141 Negara Setuju Resolusi Rusia Stop Serang Ukraina, Abstain Artinya Pro-Rusia?

Hasil voting

JAKARTA, Jakartaobserver.com- Hanya ada lima negara yang menyatakan tidak setuju resolusi PBB yang meminta Rusia menghentikan serangan ke Ukraina, berbanding 141 negara yang menyetujui, dan 35 negara yang abstain.
 
Voting diambil dalam Sidang Majelis Umum PBB Sesi Khusus Darurat (Emergency Special Session), di Markas Besar PBB, New York, Amerika Serikat, Rabu (2/3/2022) waktu setempat. Sidang dipimpin oleh Presiden Majelis Umum PBB Abdulla Shahid.
 
Lima negara yang menyatakan menolak resolusi adalah Rusia, Belarus, Suriah, Korea Utara, dan Eritrea.
 
Negara yang memilih abstain adalah China, India, Pakistan, Iran,Afsel, Vietnam, Mongolia, Laos, Algeria, Angola, Armenia, Bangladesh, Bolovia, Burundi, Central Africa Republic, Kongo, Kuba, El Salvador, Equatorial Guinea, Kazakhstan, Kyrgystan, Madagaskar, Mali, Mozambique, Namibia, Nikaragua,Senegal,South Sudan, Srilanka, Sudan, Tajikistan, Uganda, Tanzania, Zimbabwe.
 
Dari daftar negara ini, terlihat Kuba, Nikaragua, El Salvador dan Bolivia bergabung dengan beberapa negara lain dalam abstain selama pemungutan suara untuk mengutuk invasi Rusia ke Ukraina dan menuntut Moskow menarik pasukannya “segera, sepenuhnya dan tanpa syarat.”
 
Sementara Venezuela tidak dapat secara resmi memberikan suara pada sesi tersebut karena belum membayar iurannya kepada PBB selama beberapa tahun, hampir pasti akan memilih menentang resolusi atau abstain jika diberi kesempatan.
 
Presiden Venezuela Nicolás Maduro berbicara melalui telepon dengan Presiden Rusia Vladimir Putin awal pekan ini dan telah mengatakan berkali-kali bahwa Putin mendapat "dukungan total" -nya. Setelah panggilan telepon, Maduro men-tweet foto lama dirinya dan Putin berjabat tangan, dan menyalahkan konflik tersebut pada "tindakan destabilisasi NATO."
 
Seperti dikutip CNN, negara-negara tersebut tidak memberikan suara menentang resolusi tersebut, suara abstain cukup menonjol. Itu berarti setiap negara memilih untuk tidak menyatakan ilegal — dan tidak bermoral — invasi yang sebagian besar negara lain setujui adalah pelanggaran mencolok terhadap norma dan hukum internasional.
 
Kuba dan Nikaragua adalah sekutu lama Rusia, dengan ikatan antara Kuba dan Rusia telah berlangsung beberapa dekade.

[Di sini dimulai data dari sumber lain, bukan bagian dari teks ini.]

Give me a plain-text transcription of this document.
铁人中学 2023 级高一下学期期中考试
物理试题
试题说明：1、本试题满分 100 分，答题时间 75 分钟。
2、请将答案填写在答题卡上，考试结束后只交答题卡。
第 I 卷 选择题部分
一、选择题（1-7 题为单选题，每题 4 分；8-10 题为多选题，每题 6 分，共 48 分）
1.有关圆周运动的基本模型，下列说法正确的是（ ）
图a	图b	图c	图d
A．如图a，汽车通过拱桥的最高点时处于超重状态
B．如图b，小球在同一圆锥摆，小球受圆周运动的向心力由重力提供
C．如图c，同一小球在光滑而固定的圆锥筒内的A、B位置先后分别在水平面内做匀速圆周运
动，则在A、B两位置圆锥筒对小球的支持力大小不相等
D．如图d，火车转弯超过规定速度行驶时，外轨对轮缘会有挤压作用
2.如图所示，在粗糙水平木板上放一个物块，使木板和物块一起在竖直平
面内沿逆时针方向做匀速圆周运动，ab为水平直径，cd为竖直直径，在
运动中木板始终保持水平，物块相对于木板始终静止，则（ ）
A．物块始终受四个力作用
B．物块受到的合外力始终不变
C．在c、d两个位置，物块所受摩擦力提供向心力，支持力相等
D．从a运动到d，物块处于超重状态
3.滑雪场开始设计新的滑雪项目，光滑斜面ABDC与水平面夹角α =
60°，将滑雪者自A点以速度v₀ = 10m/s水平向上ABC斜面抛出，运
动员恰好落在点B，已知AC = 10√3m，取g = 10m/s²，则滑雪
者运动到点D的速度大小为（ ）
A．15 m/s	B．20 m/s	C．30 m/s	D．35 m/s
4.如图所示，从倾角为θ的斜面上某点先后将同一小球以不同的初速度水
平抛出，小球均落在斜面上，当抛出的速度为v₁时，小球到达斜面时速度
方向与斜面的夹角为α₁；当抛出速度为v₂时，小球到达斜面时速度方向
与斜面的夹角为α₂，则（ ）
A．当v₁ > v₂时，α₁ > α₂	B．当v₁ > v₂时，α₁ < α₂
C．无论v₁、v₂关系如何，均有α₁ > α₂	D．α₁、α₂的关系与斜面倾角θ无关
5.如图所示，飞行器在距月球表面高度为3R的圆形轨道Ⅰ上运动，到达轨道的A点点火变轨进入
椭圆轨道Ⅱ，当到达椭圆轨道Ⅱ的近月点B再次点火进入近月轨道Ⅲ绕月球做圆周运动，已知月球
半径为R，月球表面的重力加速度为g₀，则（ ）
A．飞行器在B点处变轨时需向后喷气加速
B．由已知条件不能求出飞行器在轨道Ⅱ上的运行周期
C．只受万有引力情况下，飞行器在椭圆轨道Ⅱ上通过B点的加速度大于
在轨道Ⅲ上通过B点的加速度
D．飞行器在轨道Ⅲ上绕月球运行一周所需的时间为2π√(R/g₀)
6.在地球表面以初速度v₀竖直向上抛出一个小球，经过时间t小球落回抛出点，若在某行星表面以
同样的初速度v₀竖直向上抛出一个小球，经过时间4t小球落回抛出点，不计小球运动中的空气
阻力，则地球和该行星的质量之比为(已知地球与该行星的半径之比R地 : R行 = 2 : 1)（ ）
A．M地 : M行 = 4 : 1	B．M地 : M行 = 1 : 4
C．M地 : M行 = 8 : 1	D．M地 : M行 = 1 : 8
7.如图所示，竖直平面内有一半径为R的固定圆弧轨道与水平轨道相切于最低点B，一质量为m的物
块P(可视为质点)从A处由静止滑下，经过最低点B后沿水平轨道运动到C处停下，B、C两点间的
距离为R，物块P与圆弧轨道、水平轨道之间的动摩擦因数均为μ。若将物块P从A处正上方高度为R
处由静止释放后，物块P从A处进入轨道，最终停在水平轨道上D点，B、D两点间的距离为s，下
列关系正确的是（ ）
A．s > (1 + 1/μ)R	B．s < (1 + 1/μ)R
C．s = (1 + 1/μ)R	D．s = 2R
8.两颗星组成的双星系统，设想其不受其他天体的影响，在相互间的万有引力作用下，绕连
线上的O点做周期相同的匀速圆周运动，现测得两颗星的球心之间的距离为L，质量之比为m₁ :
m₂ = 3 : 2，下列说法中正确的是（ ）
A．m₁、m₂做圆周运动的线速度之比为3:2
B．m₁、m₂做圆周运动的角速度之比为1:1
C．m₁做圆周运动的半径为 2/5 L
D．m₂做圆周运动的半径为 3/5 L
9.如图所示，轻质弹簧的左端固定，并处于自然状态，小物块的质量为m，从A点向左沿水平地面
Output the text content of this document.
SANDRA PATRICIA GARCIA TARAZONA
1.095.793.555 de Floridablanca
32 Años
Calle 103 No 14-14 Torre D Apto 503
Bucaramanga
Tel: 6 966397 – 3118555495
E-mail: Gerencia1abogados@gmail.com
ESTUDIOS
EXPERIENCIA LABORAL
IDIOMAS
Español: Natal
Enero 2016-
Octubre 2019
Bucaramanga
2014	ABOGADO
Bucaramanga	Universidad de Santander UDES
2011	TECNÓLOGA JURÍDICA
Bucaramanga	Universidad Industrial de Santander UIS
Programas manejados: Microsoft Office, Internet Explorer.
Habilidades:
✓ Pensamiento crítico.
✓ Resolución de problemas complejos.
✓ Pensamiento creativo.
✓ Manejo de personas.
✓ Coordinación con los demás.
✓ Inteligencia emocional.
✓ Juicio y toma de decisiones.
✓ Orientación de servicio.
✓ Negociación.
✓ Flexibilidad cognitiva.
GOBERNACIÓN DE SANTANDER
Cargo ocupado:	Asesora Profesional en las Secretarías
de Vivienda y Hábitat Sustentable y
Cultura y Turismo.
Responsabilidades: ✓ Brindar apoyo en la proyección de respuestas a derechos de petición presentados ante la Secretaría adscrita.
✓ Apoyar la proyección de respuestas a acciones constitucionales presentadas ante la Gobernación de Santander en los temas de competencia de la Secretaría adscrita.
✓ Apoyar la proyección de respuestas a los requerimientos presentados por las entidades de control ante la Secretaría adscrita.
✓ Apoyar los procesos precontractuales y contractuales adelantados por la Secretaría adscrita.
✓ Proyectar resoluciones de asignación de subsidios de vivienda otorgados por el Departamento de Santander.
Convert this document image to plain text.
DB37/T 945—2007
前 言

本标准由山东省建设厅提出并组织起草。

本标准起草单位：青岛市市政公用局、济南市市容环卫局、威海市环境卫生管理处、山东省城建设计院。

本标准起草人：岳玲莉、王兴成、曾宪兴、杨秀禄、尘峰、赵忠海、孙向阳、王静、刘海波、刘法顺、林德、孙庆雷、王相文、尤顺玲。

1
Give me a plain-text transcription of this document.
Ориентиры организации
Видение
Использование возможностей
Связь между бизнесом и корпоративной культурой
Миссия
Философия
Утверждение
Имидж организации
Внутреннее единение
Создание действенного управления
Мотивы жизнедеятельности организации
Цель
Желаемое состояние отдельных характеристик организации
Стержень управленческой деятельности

Pemerintah Kuba menyalahkan konflik saat ini pada Amerika Serikat dan "doktrin militer yang semakin ofensif yang mengancam perdamaian" NATO.
 
Sementara itu, Nikaragua adalah salah satu negara pertama di dunia yang secara resmi mengakui wilayah Donetsk dan Luhansk di Ukraina timur — dua wilayah pro-Rusia yang secara resmi diakui Rusia sesaat sebelum menginvasi Ukraina.
 
Penolakan El Salvador menunjukkan, juga, mencerminkan keheningan dari para pemimpin negara tentang konflik sejak dimulai.
 
Presiden negara itu, Nayib Bukele, sangat vokal pada hari-hari menjelang invasi Rusia, mengejek pernyataan AS bahwa invasi sudah dekat.
 
Sejak Rusia menginvasi, bagaimanapun, Bukele tetap diam tentang masalah ini.
 
Sementara itu, kelas berat Amerika Latin, termasuk Meksiko dan Brasil, mendapat kecaman dari para kritikus yang menuduh kedua negara memberi Rusia izin masuk.
 
Meskipun delegasi PBB kedua negara memilih untuk mengutuk invasi Rusia dan penarikan militer, Presiden Meksiko López Obrador dan Presiden Brasil Jair Bolsonaro telah berhenti mengkritik Putin atau menjatuhkan sanksi apa pun.
 
“Kami tidak akan melakukan pembalasan ekonomi apa pun karena kami ingin memiliki hubungan baik dengan semua pemerintah di dunia,” kata López Obrador. “Kami tidak menganggap bahwa [perang] menyangkut kami, dan kami berpikir bahwa hal terbaik adalah mempromosikan dialog untuk mencapai perdamaian.”
 
Bolsonaro, yang mengunjungi Moskow beberapa minggu lalu, mengatakan bahwa negaranya, “tidak akan berpihak.”
 
“Kami akan terus bersikap netral dan membantu sebisa mungkin untuk menemukan solusi,” kata presiden yang saat ini akan dipilih kembali akhir tahun ini. (jo5)

Tidak ada komentar:

Diberdayakan oleh Blogger.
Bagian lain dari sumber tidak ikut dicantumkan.